When it comes to cat food, you’ll find canned and other wet food options available in a huge array of tempting textures and tasty flavors. Consisting of approximately 75% water (compared to the 6-10% found in dry kibble) wet food is an excellent way to help your cat stay hydrated. This is important for digestive, circulative and urinary health. Some cats can be a bit picky about their food preferences so it may take some experimenting to see which ones your new cat likes best. Once you find some winners, stock up! But don’t be afraid to occasionally try something new. You may find your cat’s palate changes over time.

Understand texture terminology.

Know what to expect when you open that can, pouch, cup or tub.

Paté – A smooth, mostly uniform consistency that can vary between soft and creamy to firm or soft chunks (like ground beef).

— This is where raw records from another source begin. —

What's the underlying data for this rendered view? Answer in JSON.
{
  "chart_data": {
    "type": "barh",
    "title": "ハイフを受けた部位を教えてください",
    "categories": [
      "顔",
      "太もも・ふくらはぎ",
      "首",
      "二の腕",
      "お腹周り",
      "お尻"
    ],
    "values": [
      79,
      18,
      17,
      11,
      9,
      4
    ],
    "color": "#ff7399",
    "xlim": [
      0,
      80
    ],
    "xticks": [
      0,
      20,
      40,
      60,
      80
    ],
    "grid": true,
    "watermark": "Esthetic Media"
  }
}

Shredded – Typically contains long, thin pieces of meat mixed in a gravy or gelée.

Cubed – Consists of small cubes mixed in a gravy or gelée.

Flaked – Small, flat, thin pieces of meat mixed in a gravy or gelée.

Minced – Small pieces of meat mixed together to create a smooth consistency that’s a bit chunkier than paté.

Morsels – Chunks or bits of meat in almost any shape or form mixed in a gravy or gelée.

Sliced – Thin, flat pieces of meat mixed in a gravy or gelée.

Stews – Typically contain a chunky mixture of processed meats and vegetables.

Blends – Sometimes referred to as duos, medleys, duels and more, blends usually combine textures such as a paté on bottom and a stew on top.

Broths – Mostly liquid with chunks of meat, these are usually designed to be a treat or topper.

Quick tips

Feed at a specific time. There’s little chance of your cat letting you forget dinnertime, but we recommend feeding at a certain time and then removing uneaten food before it spoils.

Feed within three days. Opened containers of cat food should be lidded, stored in the refrigerator and used within three days.